What's It Like to Go to a Giant Motorcycle Auction In Person?
Ready to test your vintage motorcycle parts identification skills?
If you're super lucky, you grew up in a motorcycle family, and you've got generational levels of knowledge and experience running through your veins. Or, at the very least, a quick phone call or text message away.
But for the rest of us (including me), the next best thing might be a guy like Craig, AKA the Bearded Mechanic. See, he grew up in a family that regularly went to auctions, so he was doing this stuff as a kid and absorbing all that knowledge. And now, as an adult, he's making videos about it to satisfy the curiosity of those of us who haven't been there (or at least, not yet).
As he explains it, he regularly makes a point of checking out information about auctions within a certain radius of where he lives, but the one in this video somehow escaped his notice until just a few days before the event. Still, in this mega auction of old Japanese motorcycles and parts from a historic dealership that had recently closed down, he saw enough to make showing up with a trailer seem like a good idea.
And strangely, there weren't as many people there as he expected, which seems to have worked in his favor. That obviously won't always be the case, but getting a good look at how the bikes were lined up (with some parts removed, like seats and plastics and fuel tanks) is helpful knowledge to have.
Beyond bidding on the individual bikes, there was also a special bidding process for the parts, which were held in a completely separate room. Now, obviously different auction houses might do things a little differently from one another, but doing your homework and having the kind of deep knowledge of the parts that you're looking at is crucial.

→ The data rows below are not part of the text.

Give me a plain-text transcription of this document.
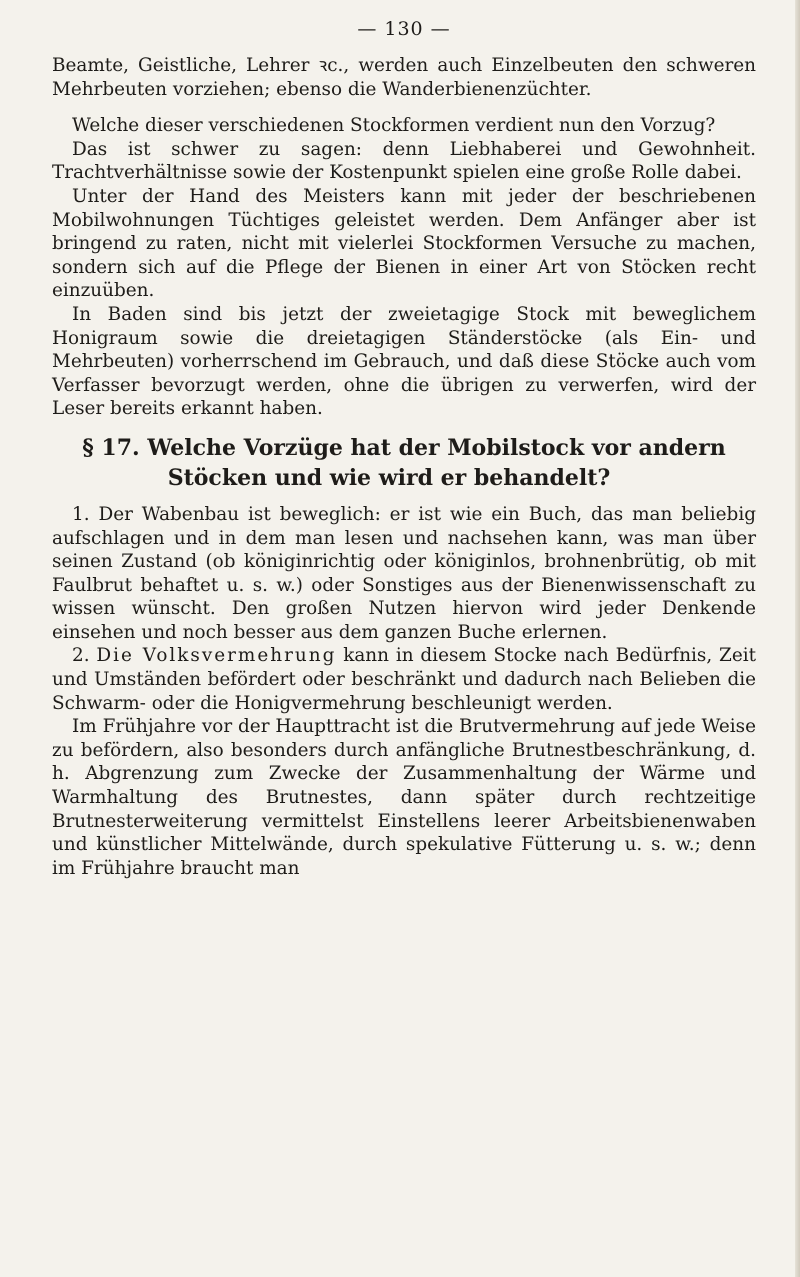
— 130 —

Beamte, Geistliche, Lehrer ꝛc., werden auch Einzelbeuten den schweren Mehrbeuten vorziehen; ebenso die Wanderbienenzüchter.

Welche dieser verschiedenen Stockformen verdient nun den Vorzug?

Das ist schwer zu sagen: denn Liebhaberei und Gewohnheit. Trachtverhältnisse sowie der Kostenpunkt spielen eine große Rolle dabei.

Unter der Hand des Meisters kann mit jeder der beschriebenen Mobilwohnungen Tüchtiges geleistet werden. Dem Anfänger aber ist bringend zu raten, nicht mit vielerlei Stockformen Versuche zu machen, sondern sich auf die Pflege der Bienen in einer Art von Stöcken recht einzuüben.

In Baden sind bis jetzt der zweietagige Stock mit beweglichem Honigraum sowie die dreietagigen Ständerstöcke (als Ein- und Mehrbeuten) vorherrschend im Gebrauch, und daß diese Stöcke auch vom Verfasser bevorzugt werden, ohne die übrigen zu verwerfen, wird der Leser bereits erkannt haben.

§ 17. Welche Vorzüge hat der Mobilstock vor andern
Stöcken und wie wird er behandelt?

1. Der Wabenbau ist beweglich: er ist wie ein Buch, das man beliebig aufschlagen und in dem man lesen und nachsehen kann, was man über seinen Zustand (ob königinrichtig oder königinlos, brohnenbrütig, ob mit Faulbrut behaftet u. s. w.) oder Sonstiges aus der Bienenwissenschaft zu wissen wünscht. Den großen Nutzen hiervon wird jeder Denkende einsehen und noch besser aus dem ganzen Buche erlernen.

2. Die Volksvermehrung kann in diesem Stocke nach Bedürfnis, Zeit und Umständen befördert oder beschränkt und dadurch nach Belieben die Schwarm- oder die Honigvermehrung beschleunigt werden.

Im Frühjahre vor der Haupttracht ist die Brutvermehrung auf jede Weise zu befördern, also besonders durch anfängliche Brutnestbeschränkung, d. h. Abgrenzung zum Zwecke der Zusammenhaltung der Wärme und Warmhaltung des Brutnestes, dann später durch rechtzeitige Brutnesterweiterung vermittelst Einstellens leerer Arbeitsbienenwaben und künstlicher Mittelwände, durch spekulative Fütterung u. s. w.; denn im Frühjahre braucht man
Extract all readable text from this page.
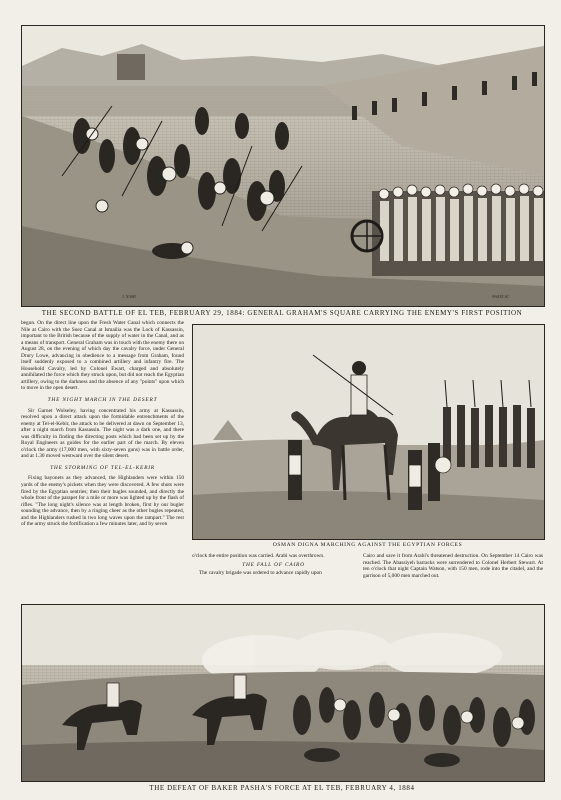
J. NASH	SWAIN SC
THE SECOND BATTLE OF EL TEB, FEBRUARY 29, 1884: GENERAL GRAHAM'S SQUARE CARRYING THE ENEMY'S FIRST POSITION
OSMAN DIGNA MARCHING AGAINST THE EGYPTIAN FORCES

begun. On the direct line upon the Fresh Water Canal which connects the Nile at Cairo with the Suez Canal at Ismailia was the Lock of Kassassin, important to the British because of the supply of water in the Canal, and as a means of transport. General Graham was in touch with the enemy there on August 28, on the evening of which day the cavalry force, under General Drury Lowe, advancing in obedience to a message from Graham, found itself suddenly exposed to a combined artillery and infantry fire. The Household Cavalry, led by Colonel Ewart, charged and absolutely annihilated the force which they struck upon, but did not reach the Egyptian artillery, owing to the darkness and the absence of any "points" upon which to move in the open desert.

THE NIGHT MARCH IN THE DESERT

Sir Garnet Wolseley, having concentrated his army at Kassassin, resolved upon a direct attack upon the formidable entrenchments of the enemy at Tel-el-Kebir, the attack to be delivered at dawn on September 13, after a night march from Kassassin. The night was a dark one, and there was difficulty in finding the directing posts which had been set up by the Royal Engineers as guides for the earlier part of the march. By eleven o'clock the army (17,000 men, with sixty-seven guns) was in battle order, and at 1.30 moved westward over the silent desert.

THE STORMING OF TEL-EL-KEBIR

Fixing bayonets as they advanced, the Highlanders were within 150 yards of the enemy's pickets when they were discovered. A few shots were fired by the Egyptian sentries; then their bugles sounded, and directly the whole front of the parapet for a mile or more was lighted up by the flash of rifles. "The long night's silence was at length broken, first by our bugler sounding the advance, then by a ringing cheer as the other bugles repeated, and the Highlanders rushed in two long waves upon the rampart." The rest of the army struck the fortification a few minutes later, and by seven

o'clock the entire position was carried. Arabi was overthrown.

THE FALL OF CAIRO

The cavalry brigade was ordered to advance rapidly upon

Cairo and save it from Arabi's threatened destruction. On September 14 Cairo was reached. The Abassiyeh barracks were surrendered to Colonel Herbert Stewart. At ten o'clock that night Captain Watson, with 150 men, rode into the citadel, and the garrison of 5,000 men marched out.

THE DEFEAT OF BAKER PASHA'S FORCE AT EL TEB, FEBRUARY 4, 1884
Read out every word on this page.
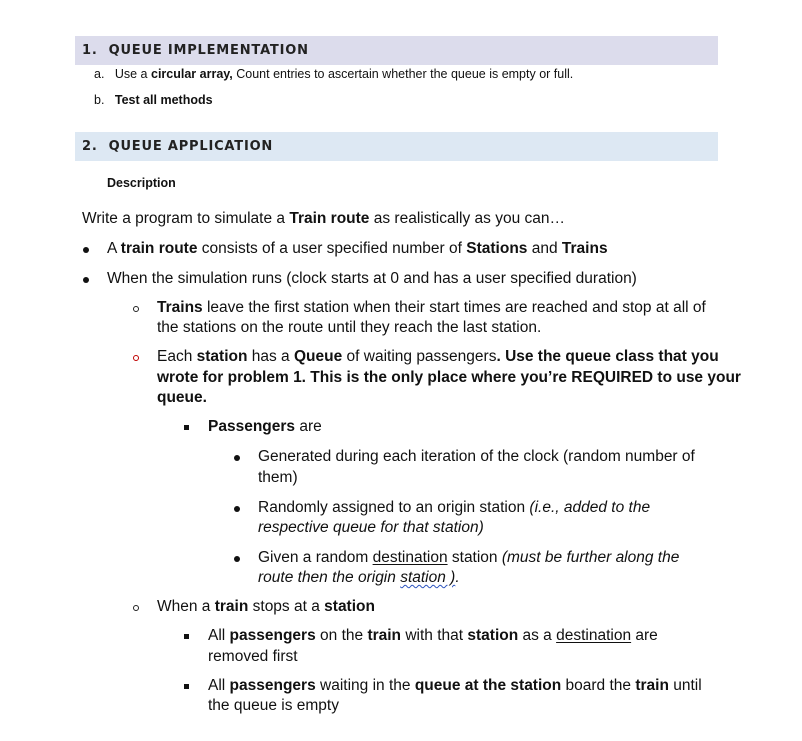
1. QUEUE IMPLEMENTATION
a. Use a circular array, Count entries to ascertain whether the queue is empty or full.
b. Test all methods
2. QUEUE APPLICATION
Description
Write a program to simulate a Train route as realistically as you can…
A train route consists of a user specified number of Stations and Trains
When the simulation runs (clock starts at 0 and has a user specified duration)
Trains leave the first station when their start times are reached and stop at all of
the stations on the route until they reach the last station.
Each station has a Queue of waiting passengers. Use the queue class that you
wrote for problem 1. This is the only place where you’re REQUIRED to use your
queue.
Passengers are
Generated during each iteration of the clock (random number of
them)
Randomly assigned to an origin station (i.e., added to the
respective queue for that station)
Given a random destination station (must be further along the
route then the origin station ).
When a train stops at a station
All passengers on the train with that station as a destination are
removed first
All passengers waiting in the queue at the station board the train until
the queue is empty
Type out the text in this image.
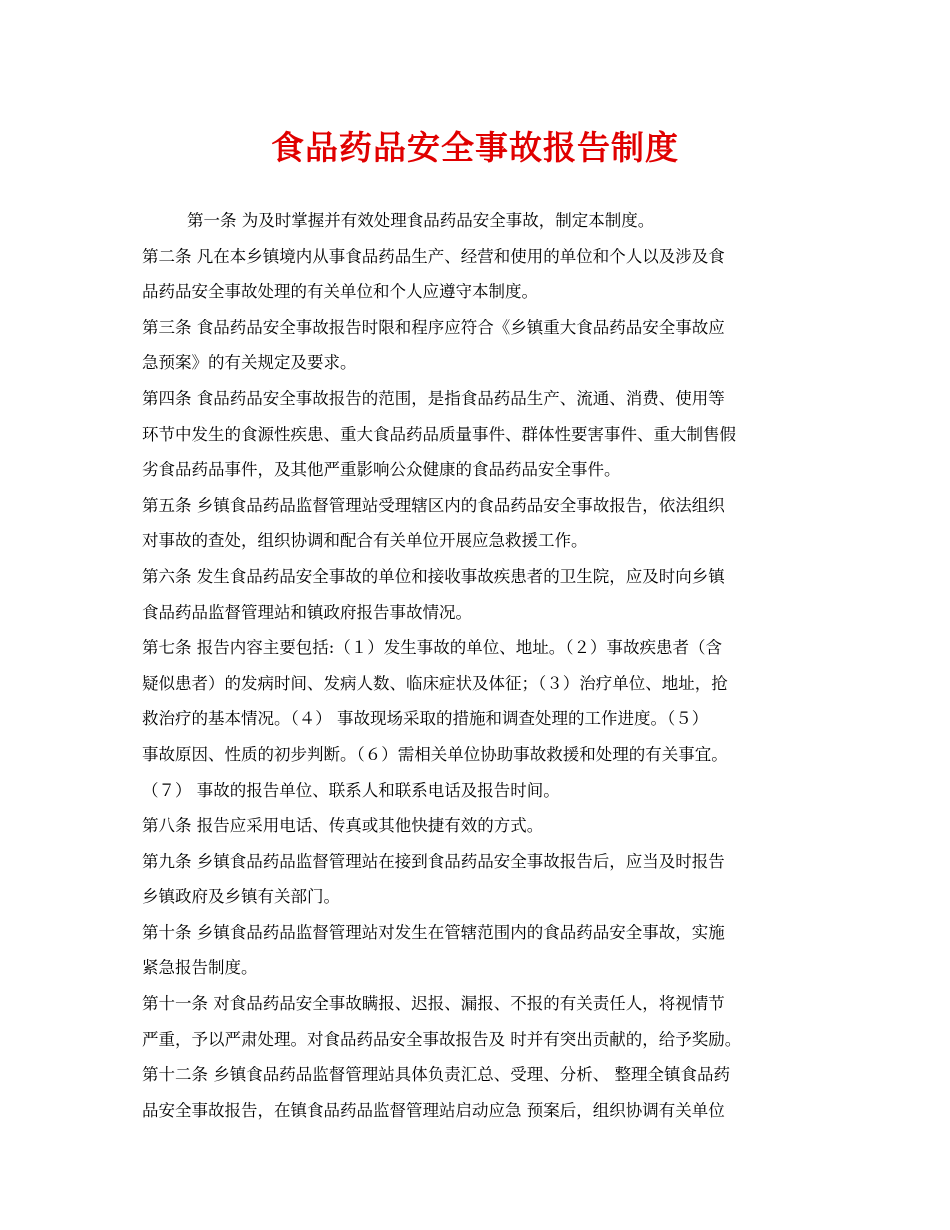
食品药品安全事故报告制度
第一条 为及时掌握并有效处理食品药品安全事故，制定本制度。
第二条 凡在本乡镇境内从事食品药品生产、经营和使用的单位和个人以及涉及食
品药品安全事故处理的有关单位和个人应遵守本制度。
第三条 食品药品安全事故报告时限和程序应符合《乡镇重大食品药品安全事故应
急预案》的有关规定及要求。
第四条 食品药品安全事故报告的范围，是指食品药品生产、流通、消费、使用等
环节中发生的食源性疾患、重大食品药品质量事件、群体性要害事件、重大制售假
劣食品药品事件，及其他严重影响公众健康的食品药品安全事件。
第五条 乡镇食品药品监督管理站受理辖区内的食品药品安全事故报告，依法组织
对事故的查处，组织协调和配合有关单位开展应急救援工作。
第六条 发生食品药品安全事故的单位和接收事故疾患者的卫生院，应及时向乡镇
食品药品监督管理站和镇政府报告事故情况。
第七条 报告内容主要包括:（１）发生事故的单位、地址。（２）事故疾患者（含
疑似患者）的发病时间、发病人数、临床症状及体征；（３）治疗单位、地址，抢
救治疗的基本情况。（４） 事故现场采取的措施和调查处理的工作进度。（５）
事故原因、性质的初步判断。（６）需相关单位协助事故救援和处理的有关事宜。
（７） 事故的报告单位、联系人和联系电话及报告时间。
第八条 报告应采用电话、传真或其他快捷有效的方式。
第九条 乡镇食品药品监督管理站在接到食品药品安全事故报告后，应当及时报告
乡镇政府及乡镇有关部门。
第十条 乡镇食品药品监督管理站对发生在管辖范围内的食品药品安全事故，实施
紧急报告制度。
第十一条 对食品药品安全事故瞒报、迟报、漏报、不报的有关责任人，将视情节
严重，予以严肃处理。对食品药品安全事故报告及 时并有突出贡献的，给予奖励。
第十二条 乡镇食品药品监督管理站具体负责汇总、受理、分析、 整理全镇食品药
品安全事故报告，在镇食品药品监督管理站启动应急 预案后，组织协调有关单位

If you're looking at a pile of wheels on a table and you can readily identify what bikes they came from, that's one thing. But if it's just a pile of random wheels on a table to you, it's not really helpful, whether you need it for a project or you're looking for parts to sell to someone else. Proper identification to unite That One Part with the vintage bike nut who's been searching high and low for it can't possibly be overstated.
At the same time, that's what sets the type of auction Craig visits here apart from, say, hitting up eBay and going directly to find the thermostat housing for your 1980s project bike that you need to complete your project. And that's also why you might be able to score a sweet deal at an auction like this.
Think of it as a hyperextension of the idea that you're either going to end up paying in knowledge and time spent, or you'll end up paying in cash; but either way, you're paying. Which way, exactly, is up to you.